Feb 12, 2007 13:36
I have been home for almost exactly and hour and I have cleaned every bit of my living room and kitchen. I turned my radio up to my favorite ghetto music and just went to town on cleaning.
I really need to get everything in order. I start to detache myself from lots of things and people sometimes and that's in full throttle right now. It's mostly when I am in my own head far too often. I close other things out. It's weird but I am a pro.
I work today from five to who knows when. I have about a week and a half away from finishing off bills then I get to start putting money away for New York. FAR too excited to even talk about it.

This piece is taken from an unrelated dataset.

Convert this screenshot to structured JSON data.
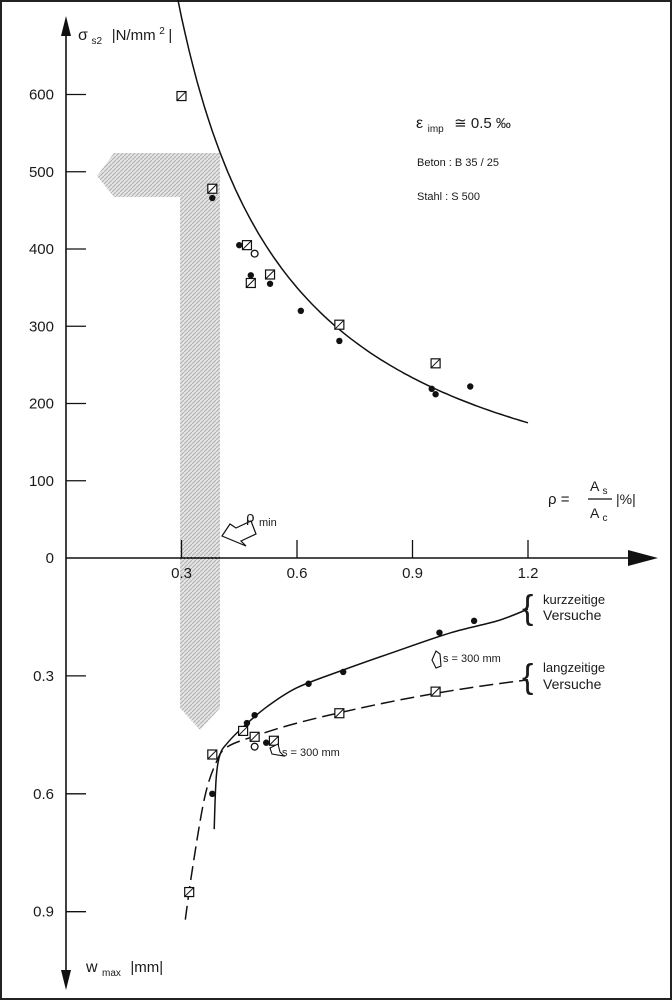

I am terribly confused about love right now. Everything about not having a real father type figure in my life has really screwed me up in that dept. I hear people say that all the time and I never really thought too much about it till I got here.Here, being 21, possibly facing actual love and not willing to accept it. I step back and realize I have pretty much ran away from every situation I have ever had that had the slightest bit of hope in it. I make up reasons to be " freaked out" or "not ready" hmm about every single chance I get. It's all a problem I shouldn't be reading too much into and just need to figure out that I can see good and trust in someone of the malsculine gender. Is it the father thing or too much independence? Oh dear. I will take this on.
I must get back to me insane amount of cleaning I am hoping by saturday everything will be far more organized and GONE.